Тогда как у немцев в первой линии имелось 1350 легких гаубиц, 656 тяжелых гаубиц и 1400 тяжелых орудий (большей частью также гаубиц), мобилизуемых вместе с ландвером, — 47 % всей артиллерии, способной дать навесный и тяжелый огонь, во Франции число тяжелых полевых орудий достигало лишь 300 — только 8 % общего числа орудий; во время войны французы воспользовались в первую очередь русским заказом на тяжелые орудия и приняли для себя образцы, выработанные Шнейдером по русским заданиям. В России генеральный штаб, под давлением опыта войны 1904/05 г., ясно сознавал необходимость всемерного усиления навесного огня, но это решение лишь с трудом и постепенно удавалось осуществить в жизни. Не хватало революционного размаха. Пожалуй, наиболее крупной ошибкой было ограничение реформы Сухомлинова уничтожением крепостной пехоты; следовало уничтожить и артиллерию сухопутных крепостей, переформировав ее в запряженные тяжелые батареи и создав при них обширную систему скрытых кадров для формирования новых тяжелых батарей при мобилизации.

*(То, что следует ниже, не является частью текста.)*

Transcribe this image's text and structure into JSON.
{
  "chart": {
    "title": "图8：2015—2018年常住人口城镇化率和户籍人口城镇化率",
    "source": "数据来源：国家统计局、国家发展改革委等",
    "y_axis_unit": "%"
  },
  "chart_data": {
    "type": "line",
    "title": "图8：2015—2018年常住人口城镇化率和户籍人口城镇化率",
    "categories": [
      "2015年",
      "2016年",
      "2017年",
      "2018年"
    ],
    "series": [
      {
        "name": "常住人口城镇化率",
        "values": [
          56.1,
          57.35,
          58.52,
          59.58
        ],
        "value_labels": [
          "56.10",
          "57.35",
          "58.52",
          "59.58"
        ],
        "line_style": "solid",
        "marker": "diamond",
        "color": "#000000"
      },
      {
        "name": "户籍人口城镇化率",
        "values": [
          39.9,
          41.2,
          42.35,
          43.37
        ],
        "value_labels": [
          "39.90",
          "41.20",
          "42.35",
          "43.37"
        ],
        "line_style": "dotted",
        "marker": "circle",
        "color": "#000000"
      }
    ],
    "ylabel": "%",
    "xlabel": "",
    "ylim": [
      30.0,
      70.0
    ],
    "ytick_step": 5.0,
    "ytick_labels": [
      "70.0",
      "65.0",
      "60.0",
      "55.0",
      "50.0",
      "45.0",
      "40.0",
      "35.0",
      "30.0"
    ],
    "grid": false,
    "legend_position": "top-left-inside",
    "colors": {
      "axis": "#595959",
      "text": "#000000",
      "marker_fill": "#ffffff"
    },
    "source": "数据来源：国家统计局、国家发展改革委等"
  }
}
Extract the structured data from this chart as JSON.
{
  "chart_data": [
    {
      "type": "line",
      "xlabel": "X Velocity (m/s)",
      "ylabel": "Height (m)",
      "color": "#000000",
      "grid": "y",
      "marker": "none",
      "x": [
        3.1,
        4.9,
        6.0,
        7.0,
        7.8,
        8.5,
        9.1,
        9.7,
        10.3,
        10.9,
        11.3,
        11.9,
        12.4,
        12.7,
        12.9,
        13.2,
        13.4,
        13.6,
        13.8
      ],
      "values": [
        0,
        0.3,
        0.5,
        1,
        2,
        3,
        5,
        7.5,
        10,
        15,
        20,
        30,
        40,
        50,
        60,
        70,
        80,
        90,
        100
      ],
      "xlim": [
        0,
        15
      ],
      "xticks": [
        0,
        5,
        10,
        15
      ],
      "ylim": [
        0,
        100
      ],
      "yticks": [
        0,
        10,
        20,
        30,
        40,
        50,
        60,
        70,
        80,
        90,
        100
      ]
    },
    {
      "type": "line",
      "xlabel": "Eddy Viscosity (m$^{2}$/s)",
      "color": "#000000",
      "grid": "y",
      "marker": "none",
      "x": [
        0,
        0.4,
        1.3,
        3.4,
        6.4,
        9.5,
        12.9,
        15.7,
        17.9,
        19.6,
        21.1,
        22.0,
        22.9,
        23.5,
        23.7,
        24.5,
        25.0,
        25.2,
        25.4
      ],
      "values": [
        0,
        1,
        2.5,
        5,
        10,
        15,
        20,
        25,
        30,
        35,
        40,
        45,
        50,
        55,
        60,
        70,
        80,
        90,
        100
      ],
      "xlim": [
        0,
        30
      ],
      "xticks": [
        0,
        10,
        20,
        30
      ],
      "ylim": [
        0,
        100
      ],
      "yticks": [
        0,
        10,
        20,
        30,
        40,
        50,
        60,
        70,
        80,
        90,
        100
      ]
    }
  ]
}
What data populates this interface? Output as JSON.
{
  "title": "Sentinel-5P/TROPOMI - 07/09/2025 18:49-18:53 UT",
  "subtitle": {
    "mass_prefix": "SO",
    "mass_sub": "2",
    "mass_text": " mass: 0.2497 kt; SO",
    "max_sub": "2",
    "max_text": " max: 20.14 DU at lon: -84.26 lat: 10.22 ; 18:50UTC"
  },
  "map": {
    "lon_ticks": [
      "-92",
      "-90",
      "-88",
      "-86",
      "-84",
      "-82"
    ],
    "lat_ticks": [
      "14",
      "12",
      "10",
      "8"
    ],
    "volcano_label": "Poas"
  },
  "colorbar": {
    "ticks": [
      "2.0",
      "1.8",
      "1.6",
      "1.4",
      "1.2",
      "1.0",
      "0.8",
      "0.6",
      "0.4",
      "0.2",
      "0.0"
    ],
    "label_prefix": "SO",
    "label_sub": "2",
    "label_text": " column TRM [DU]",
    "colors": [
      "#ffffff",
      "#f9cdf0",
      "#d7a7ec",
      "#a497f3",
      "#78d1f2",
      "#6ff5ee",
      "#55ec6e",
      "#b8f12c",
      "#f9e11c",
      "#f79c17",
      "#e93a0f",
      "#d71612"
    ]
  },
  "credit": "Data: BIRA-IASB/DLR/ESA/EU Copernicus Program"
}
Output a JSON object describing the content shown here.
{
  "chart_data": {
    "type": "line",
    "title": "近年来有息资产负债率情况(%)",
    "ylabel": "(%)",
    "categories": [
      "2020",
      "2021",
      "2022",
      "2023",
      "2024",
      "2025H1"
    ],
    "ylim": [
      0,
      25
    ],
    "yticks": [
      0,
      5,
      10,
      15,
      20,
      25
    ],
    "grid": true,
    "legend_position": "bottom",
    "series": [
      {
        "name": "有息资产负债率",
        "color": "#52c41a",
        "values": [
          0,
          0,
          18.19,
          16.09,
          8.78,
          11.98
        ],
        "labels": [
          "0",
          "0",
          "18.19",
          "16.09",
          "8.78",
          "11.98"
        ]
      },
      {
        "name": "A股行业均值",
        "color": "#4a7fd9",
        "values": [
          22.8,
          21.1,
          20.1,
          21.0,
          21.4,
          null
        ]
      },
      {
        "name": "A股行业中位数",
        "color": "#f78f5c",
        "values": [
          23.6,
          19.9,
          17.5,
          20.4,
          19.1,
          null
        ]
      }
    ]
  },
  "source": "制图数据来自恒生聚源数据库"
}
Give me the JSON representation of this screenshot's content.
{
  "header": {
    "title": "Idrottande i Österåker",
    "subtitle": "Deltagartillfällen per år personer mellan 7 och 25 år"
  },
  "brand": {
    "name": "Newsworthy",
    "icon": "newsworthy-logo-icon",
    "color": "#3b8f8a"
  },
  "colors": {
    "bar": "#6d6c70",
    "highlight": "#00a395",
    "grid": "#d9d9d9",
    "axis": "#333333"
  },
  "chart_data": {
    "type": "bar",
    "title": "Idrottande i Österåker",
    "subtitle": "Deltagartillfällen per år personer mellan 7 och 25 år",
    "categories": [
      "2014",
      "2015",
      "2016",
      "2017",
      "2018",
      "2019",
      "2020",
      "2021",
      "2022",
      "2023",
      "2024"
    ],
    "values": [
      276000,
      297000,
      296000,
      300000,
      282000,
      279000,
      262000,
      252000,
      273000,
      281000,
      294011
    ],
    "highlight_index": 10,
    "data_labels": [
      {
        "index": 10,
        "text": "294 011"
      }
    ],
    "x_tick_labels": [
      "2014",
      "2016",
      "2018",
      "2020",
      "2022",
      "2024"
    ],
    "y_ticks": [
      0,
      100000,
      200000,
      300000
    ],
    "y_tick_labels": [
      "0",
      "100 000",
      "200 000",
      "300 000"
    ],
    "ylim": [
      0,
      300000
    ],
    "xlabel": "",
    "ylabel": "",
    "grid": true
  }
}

Войны эпохи Мольтке поражают нас ничтожным расходом снарядов: в войну 1866 г. — 40 снарядов на прусскую пушку и 95,6 — на пушку энергично руководимой австрийской артиллерии; в войну 1870/71 г. — 190 снарядов на немецкую пушку за 5½ месяцев военных действий; в войну 1877/78 г. на каждую из 1350 русских пушек приходится в среднем только 125 выстрелов; так как многие батареи прибыли только к концу войны, то фактически мы имеем близкую к 1870 г. норму. Обычная норма наполеоновской эпохи — 200 выстрелов на орудие на всю войну — не была превзойдена.
Русско-японская война представляет уже другую картину. Средний расход снарядов на русскую полевую пушку в Манчжурии вырастает уже до 700; так как накапливание батарей происходило лишь постепенно, то для батарей, действовавших с начала войны, эта норма должна быть почти удвоена. Рост числа выстрелов, даваемых артиллерией, совершенно естественен с удалением ее из передовой линии и с введением стрельбы через головы пехоты; оружие, действующее с близкого расстояния, не требует обильного питания огнеприпасами; двух-трех десятков патронов на револьвер будет достаточно для самой ужасной, затяжной войны. Напротив, фабрика дальнего огня получает смысл только при обильном питании ее сырьем, в данном случае — орудийными патронами и запасными частями к орудиям на замен изношенных.
К Мировой войне русский генеральный штаб, пришпоренный манчжурским опытом, установил наивысший мобилизационный запас снарядов — 1500 на орудие, но фактически он был доведен только до 1100, вследствие непонимания артиллерийскими органами всей остроты вопроса. Германия располагала запасом, приближающимся к 1000, Франция — 1400; Австрия должна была в Галиции жестоко поплатиться за сохранение нормы конца XIX века — 600 снарядов.
Позиционный характер войны, долгое нахождение лицом к лицу с неприятелем всегда резко повышало расход огнестрельных припасов. Мы уже наблюдали это явление при борьбе за Севастополь. Мировая война предъявила неисполнимые требования на артиллерийские снаряды. Имеется мнение, что активная борьба на французском фронте прервалась и перешла в позиционную борьбу вследствие того, что как французы, так и немцы израсходовали свои боевые комплекты и остались почти без снарядов. Военная промышленность даже богатой Франции могла изготовлять в начале войны не свыше 13–14 тыс. снарядов в день. Но, может быть, правильнее было бы утверждать, что снарядов не хватило потому, что оба противника выдохлись; когда войска не атакуют, они опустошают свои склады боевых припасов.
Масштаб расхода боевых припасов рос по мере возможности их пополнения. В 1917 г. противоаэропланные батареи, защищавшие Двинск, расходовали почти ежедневно по дежурному германскому аэроплану, прилетавшему осматривать вокзал, по несколько тысяч снарядов; при этом за весь год эти 10–12 батарей не дали ни одного попадания. Введена была наиболее расточительная форма стрельбы — заградительный огонь — сводившаяся к тому, что по тревоге артиллерия начинала барабанить по определенной пустой полосе, чтобы не дать противнику возможности пройти через нее. На Западе, с усилением огневых средств пехоты пулеметами и автоматами, этот метод опустошения зарядных ящиков почти удалось преодолеть; мы же применяли его на одних участках и в те горькие дни, когда на других участках приходилось рассчитывать по 2–3 снаряда на пушку на целый день сопротивления. При отражении германского прорыва 21 марта — 9 апреля 1918 г., пришедшегося главным образом на участок английского фронта, 1-я и 3-я французские армии успели израсходовать 4 млн. 75-см снарядов и 875 тыс. тяжелых снарядов — четвертую-пятую часть всего огромного запаса, накопленного французами для кампании 1918 г., и часть, почти равную количеству, заготовленному в мирное время по расчету на всю войну. Несмотря на то, что вся Франция к этому времени как бы мобилизовалась в одну огромную мастерскую для изготовления снарядов, в 1918 г. Франция пережила снарядный кризис.